Every day she supplies one snackette with 12 cheese rolls and 12 burgers; another requires 30 burgers, 36 cheese rolls, 24 patties, 24 pinetarts, 36 chicken pies, 20 slices of macaroni; the third requests 40 burgers, 12 chicken pies, and 12 cheese rolls. Any extras she makes are then sold to the public.
“Added to that, I would get special catering for workshops, birthday parties, anniversaries and those things,” the proud Lindener said.
The only difficulty for Elliot is travelling to Georgetown to repay her loan as she said if the due date is the day when “you have something major to do …that leaves you thinking how to make the payment on time.”
Asked if she would apply for a second loan on the completion of the repayment of the existing one, without hesitation, Elliot said she would.
“Yes I would apply for a second one if I could get it, but for now let me concentrate on paying off this one then I would think about it,” she said.
But she already has plans.

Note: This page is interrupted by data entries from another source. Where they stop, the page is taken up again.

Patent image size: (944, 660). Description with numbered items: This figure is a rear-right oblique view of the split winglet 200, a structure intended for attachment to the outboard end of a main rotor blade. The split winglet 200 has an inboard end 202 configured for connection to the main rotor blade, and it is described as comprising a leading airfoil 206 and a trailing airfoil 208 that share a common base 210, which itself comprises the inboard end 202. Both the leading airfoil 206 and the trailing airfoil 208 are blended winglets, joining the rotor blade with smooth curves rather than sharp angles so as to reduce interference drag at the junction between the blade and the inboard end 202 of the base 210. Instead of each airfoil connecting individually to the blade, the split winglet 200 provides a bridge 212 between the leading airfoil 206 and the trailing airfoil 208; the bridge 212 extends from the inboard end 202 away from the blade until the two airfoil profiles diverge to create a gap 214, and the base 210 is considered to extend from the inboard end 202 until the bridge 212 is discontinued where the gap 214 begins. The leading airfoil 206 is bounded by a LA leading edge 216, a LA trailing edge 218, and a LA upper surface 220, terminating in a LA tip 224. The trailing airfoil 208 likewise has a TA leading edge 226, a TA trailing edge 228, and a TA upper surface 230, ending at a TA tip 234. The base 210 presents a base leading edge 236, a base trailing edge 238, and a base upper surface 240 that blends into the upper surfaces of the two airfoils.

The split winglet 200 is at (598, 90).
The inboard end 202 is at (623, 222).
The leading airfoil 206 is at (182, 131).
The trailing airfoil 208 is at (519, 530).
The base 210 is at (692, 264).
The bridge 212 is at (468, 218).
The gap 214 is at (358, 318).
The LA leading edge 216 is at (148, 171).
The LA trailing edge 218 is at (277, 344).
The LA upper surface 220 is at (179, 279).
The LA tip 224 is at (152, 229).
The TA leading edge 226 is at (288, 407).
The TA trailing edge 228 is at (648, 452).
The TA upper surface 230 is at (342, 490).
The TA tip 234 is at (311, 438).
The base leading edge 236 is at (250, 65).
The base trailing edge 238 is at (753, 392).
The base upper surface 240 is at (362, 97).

Should she be granted a second loan, she disclosed, she would want to open her own snackette, in addition to supplying the regular customers. “Getting to the level of opening my own little bakery is not a bad idea,” she mused.
Elliot is a mother of two and foster mother of one and explained that she has lived a single parent life for the “full lifetime of all three of my children.”

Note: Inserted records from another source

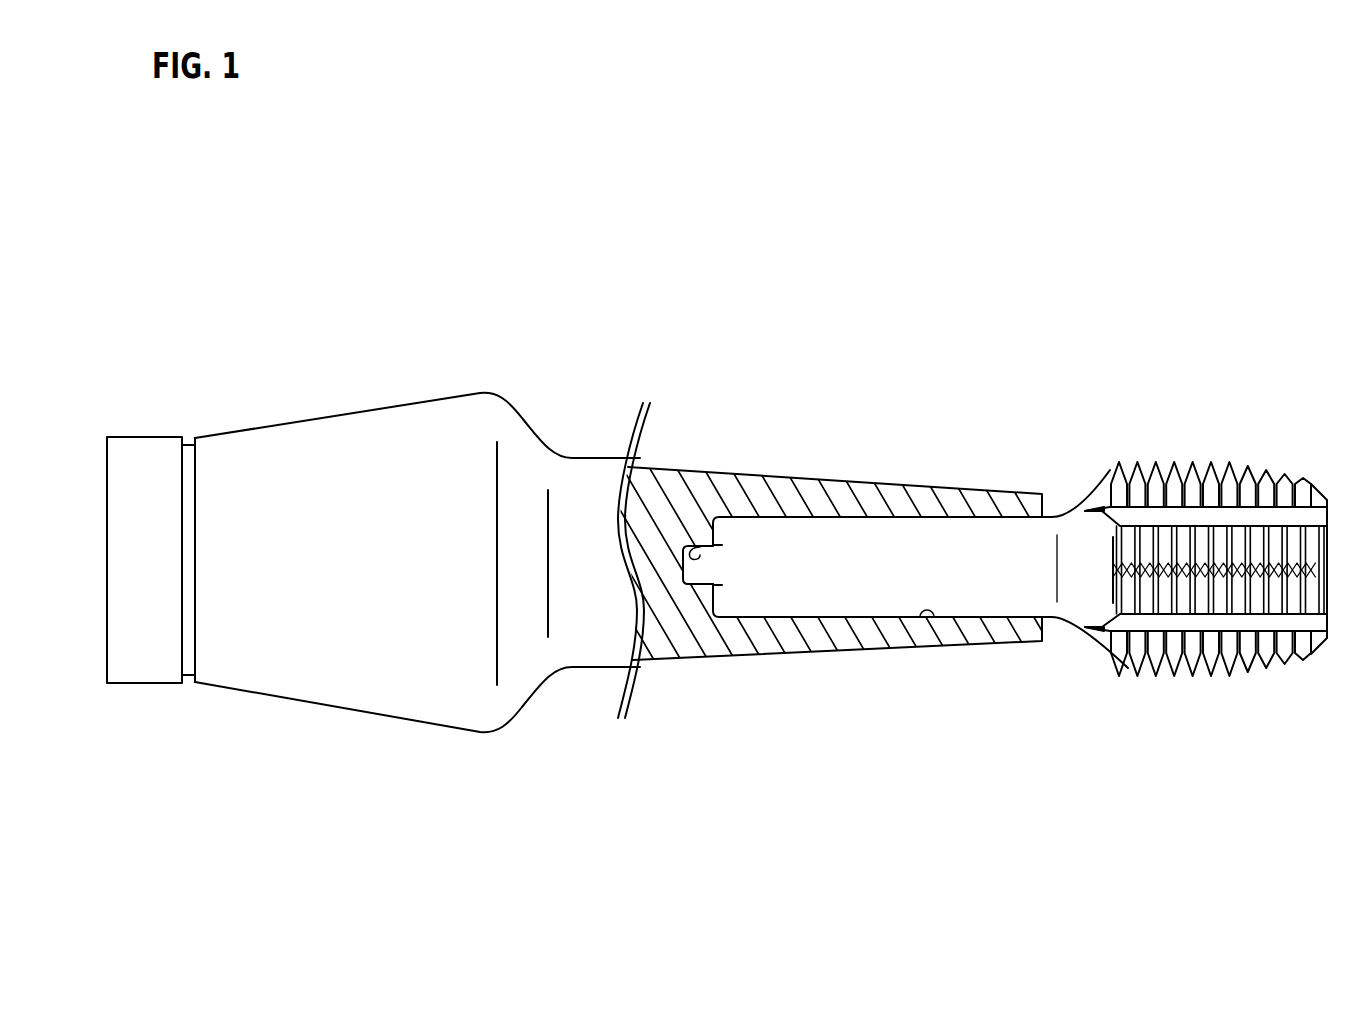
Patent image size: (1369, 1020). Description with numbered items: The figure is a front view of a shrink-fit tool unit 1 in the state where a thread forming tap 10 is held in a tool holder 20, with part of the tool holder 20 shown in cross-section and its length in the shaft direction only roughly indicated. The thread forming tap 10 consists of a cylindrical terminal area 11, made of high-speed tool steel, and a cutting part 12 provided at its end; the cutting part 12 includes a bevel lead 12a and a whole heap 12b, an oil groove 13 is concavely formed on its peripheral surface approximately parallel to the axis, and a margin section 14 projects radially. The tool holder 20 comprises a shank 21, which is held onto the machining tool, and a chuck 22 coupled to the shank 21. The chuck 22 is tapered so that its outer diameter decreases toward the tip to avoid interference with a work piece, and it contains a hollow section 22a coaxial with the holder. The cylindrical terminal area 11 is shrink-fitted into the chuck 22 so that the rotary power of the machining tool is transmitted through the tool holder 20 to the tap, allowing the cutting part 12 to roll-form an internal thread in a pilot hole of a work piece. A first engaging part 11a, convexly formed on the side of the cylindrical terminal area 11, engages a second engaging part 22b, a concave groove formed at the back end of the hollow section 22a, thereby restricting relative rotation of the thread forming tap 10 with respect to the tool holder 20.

The shrink-fit tool unit 1 is at (1134, 207).
The thread forming tap 10 is at (1277, 415).
The cylindrical terminal area 11 is at (803, 602).
The first engaging part 11a is at (697, 576).
The cutting part 12 is at (1320, 752).
The bevel lead 12a is at (1322, 692).
The whole heap 12b is at (1217, 692).
The oil groove 13 is at (1098, 640).
The margin section 14 is at (1106, 575).
The tool holder 20 is at (680, 358).
The shank 21 is at (330, 418).
The chuck 22 is at (808, 487).
The hollow section 22a is at (927, 617).
The second engaging part 22b is at (700, 547).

However, she quickly explained that the fathers of the children have always been supportive along the way so “it wasn’t that difficult to the maximum. I hadn’t that problem of getting the fathers to support their children. They were there more financially and to an extent they had a very good relationship with the kids. For my son Randy, his father lives in London and three times he sent for him for holiday.”
Now her son is in school overseas but still depends on her support while her daughter is married and now managing her own home. Her foster son lives with her attends a private school.

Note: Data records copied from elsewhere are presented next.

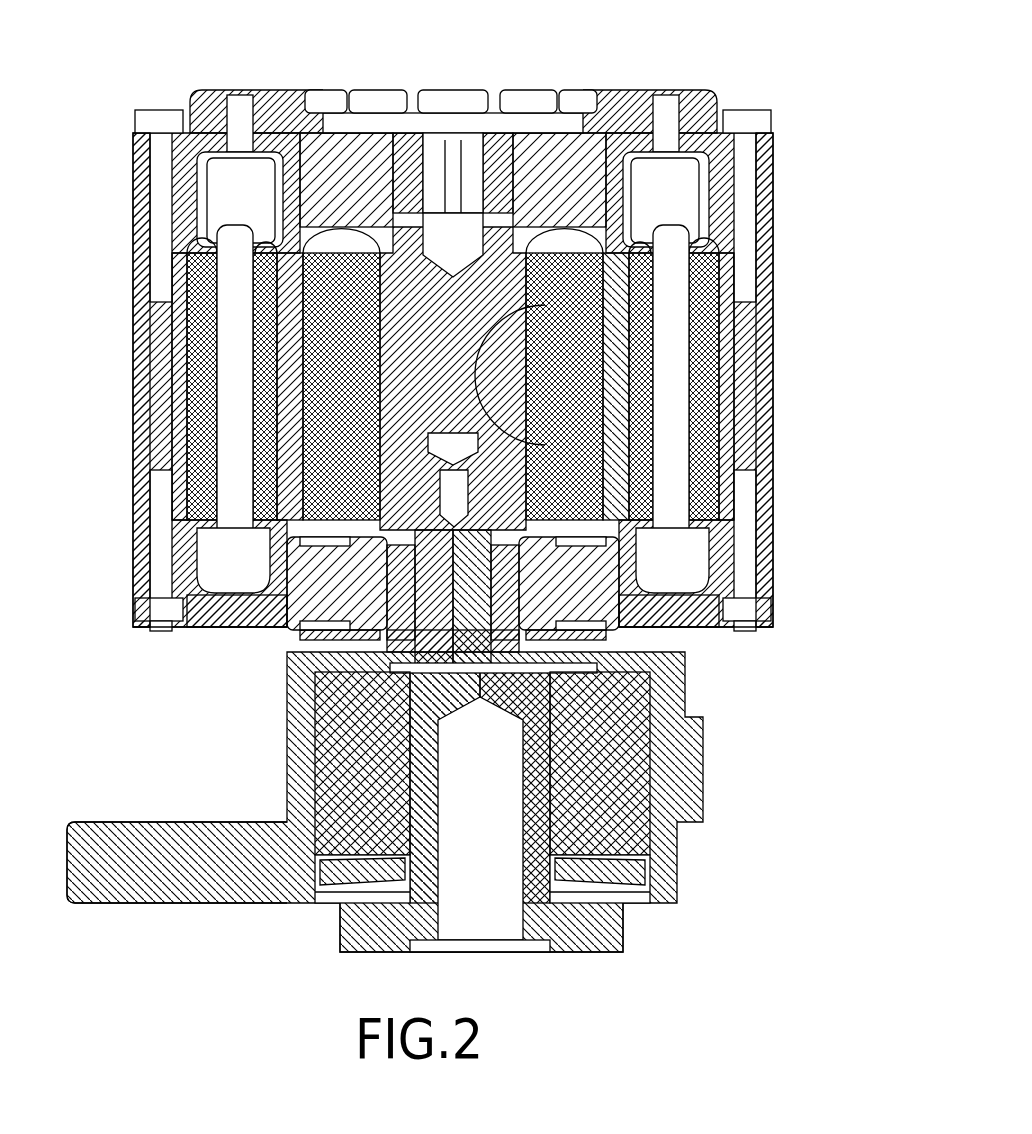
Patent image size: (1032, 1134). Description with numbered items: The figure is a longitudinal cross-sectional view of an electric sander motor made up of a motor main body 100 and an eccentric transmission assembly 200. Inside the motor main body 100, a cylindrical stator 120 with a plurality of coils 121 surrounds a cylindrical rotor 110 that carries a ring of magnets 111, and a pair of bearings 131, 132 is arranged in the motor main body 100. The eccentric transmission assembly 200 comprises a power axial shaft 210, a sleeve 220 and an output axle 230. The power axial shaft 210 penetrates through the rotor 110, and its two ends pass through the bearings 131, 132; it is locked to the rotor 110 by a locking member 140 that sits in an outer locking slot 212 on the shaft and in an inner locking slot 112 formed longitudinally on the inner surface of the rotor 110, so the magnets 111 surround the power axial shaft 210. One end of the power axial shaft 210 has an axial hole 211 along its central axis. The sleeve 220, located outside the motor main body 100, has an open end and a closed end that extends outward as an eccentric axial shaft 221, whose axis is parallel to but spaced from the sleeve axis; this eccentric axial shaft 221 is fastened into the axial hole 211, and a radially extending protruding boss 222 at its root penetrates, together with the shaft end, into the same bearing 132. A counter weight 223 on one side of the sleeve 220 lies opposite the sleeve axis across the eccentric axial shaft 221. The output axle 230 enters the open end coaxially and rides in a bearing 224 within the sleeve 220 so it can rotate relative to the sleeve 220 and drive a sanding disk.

The motor main body 100 is at (812, 224).
The rotor 110 is at (328, 232).
The magnets 111 is at (270, 385).
The inner locking slot 112 is at (725, 277).
The stator 120 is at (192, 343).
The coils 121 is at (230, 288).
The bearing 131 is at (350, 170).
The bearing 132 is at (317, 590).
The locking member 140 is at (690, 378).
The eccentric transmission assembly 200 is at (712, 862).
The power axial shaft 210 is at (705, 333).
The axial hole 211 is at (445, 452).
The outer locking slot 212 is at (660, 425).
The sleeve 220 is at (722, 768).
The eccentric axial shaft 221 is at (420, 518).
The protruding boss 222 is at (540, 592).
The counter weight 223 is at (132, 840).
The bearing 224 is at (603, 740).
The output axle 230 is at (570, 975).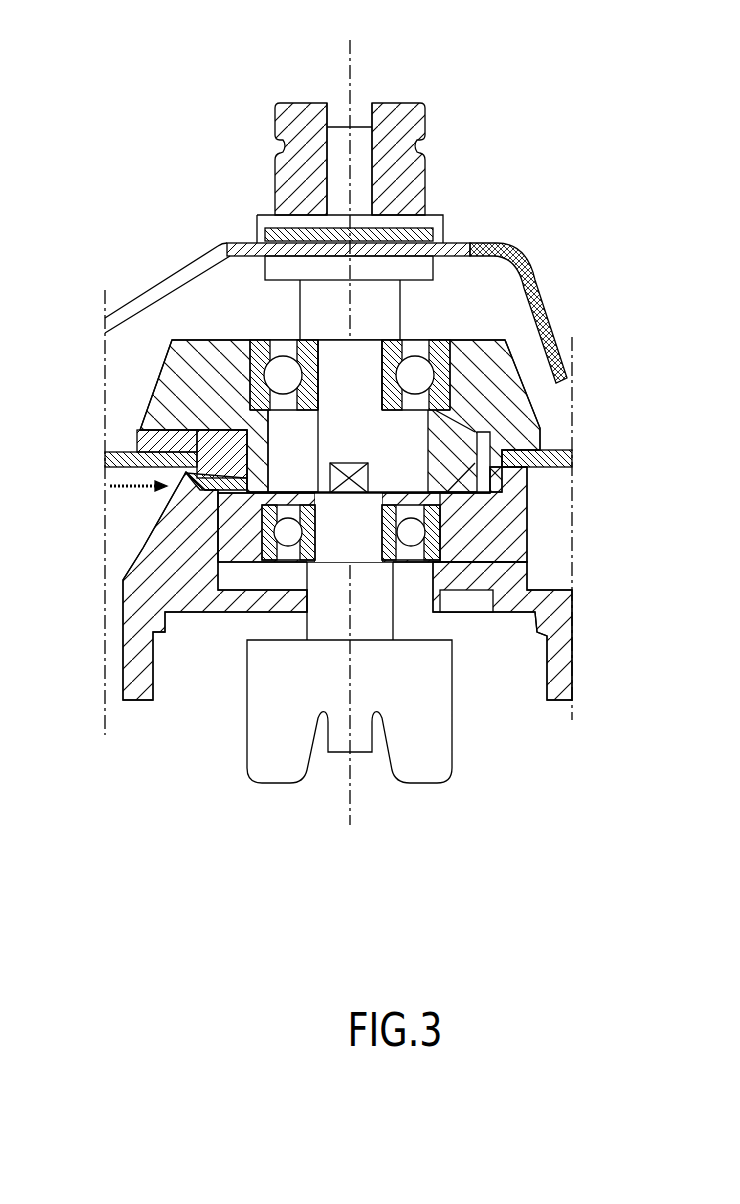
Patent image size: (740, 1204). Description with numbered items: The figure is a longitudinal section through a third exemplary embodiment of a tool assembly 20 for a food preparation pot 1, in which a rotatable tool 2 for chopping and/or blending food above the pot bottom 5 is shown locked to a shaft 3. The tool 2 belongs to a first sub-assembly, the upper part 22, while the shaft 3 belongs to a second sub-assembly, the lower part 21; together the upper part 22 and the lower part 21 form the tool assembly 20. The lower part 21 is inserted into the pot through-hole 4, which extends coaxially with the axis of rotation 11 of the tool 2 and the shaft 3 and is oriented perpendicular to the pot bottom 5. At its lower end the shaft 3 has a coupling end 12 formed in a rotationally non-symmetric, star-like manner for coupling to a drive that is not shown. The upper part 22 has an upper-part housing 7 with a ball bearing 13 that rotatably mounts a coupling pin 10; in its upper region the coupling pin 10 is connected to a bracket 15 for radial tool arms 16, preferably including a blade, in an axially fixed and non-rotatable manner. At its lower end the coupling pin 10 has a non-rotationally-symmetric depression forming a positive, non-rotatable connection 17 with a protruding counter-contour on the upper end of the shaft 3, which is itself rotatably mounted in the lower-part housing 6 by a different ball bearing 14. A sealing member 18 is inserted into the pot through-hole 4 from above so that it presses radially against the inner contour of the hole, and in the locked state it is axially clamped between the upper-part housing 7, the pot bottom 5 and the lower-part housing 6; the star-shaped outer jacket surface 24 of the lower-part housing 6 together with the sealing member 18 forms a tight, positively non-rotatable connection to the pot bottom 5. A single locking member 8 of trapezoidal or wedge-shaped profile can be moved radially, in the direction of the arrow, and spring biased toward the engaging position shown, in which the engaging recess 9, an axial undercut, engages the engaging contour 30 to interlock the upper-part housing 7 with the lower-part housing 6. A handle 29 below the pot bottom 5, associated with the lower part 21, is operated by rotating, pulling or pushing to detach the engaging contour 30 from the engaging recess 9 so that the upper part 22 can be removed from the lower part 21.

Since receiving the loan, Elliot said, she has advised others to apply and she lauded the Ministry of Human Services “for coming up with something like this because it benefited a lot of parents.”
Had some doubts
Hall, a single mother of two, who also assists with support for two nieces whose mother died, said initially when she was told about the programme she had some doubts. But she is now happy that she put these aside and ventured to the ministry, as her life has been greatly improved.
“I have been operating this shop for six years, in fact I took it over from my sister, and at that very time I really needed some money to put into it,” she told Stabroek News recently.
When she got the phone call informing her that she would be granted the loan, Hall said, words cannot express how she felt. She used the loan to stock her shop with dry goods and drinks.
Hall said she has never found it difficult to make the monthly installment and she always ensures that she pays it on time.
“I was able to turn over the money from the loan and I am seeing my way,” she said.
Hall, a cosmetologist by profession, once owned a salon but was forced to close it. Her two children are 22 and 16 years old and she has lived as a single parent all their lives. The father of her children also played a vital financial role in their lives, but now she contributes to her young son attending a technical institute. She also ensures that her nieces attend school every day and their other needs are met.
She also hopes that when she has repaid this current loan she will be granted another one and expanding her shop is one of the ways she plans to utilize the money should it be granted.
“This programme is really for the empowerment of women and I am happy that I get to be a part. It is making women more independent,” she said.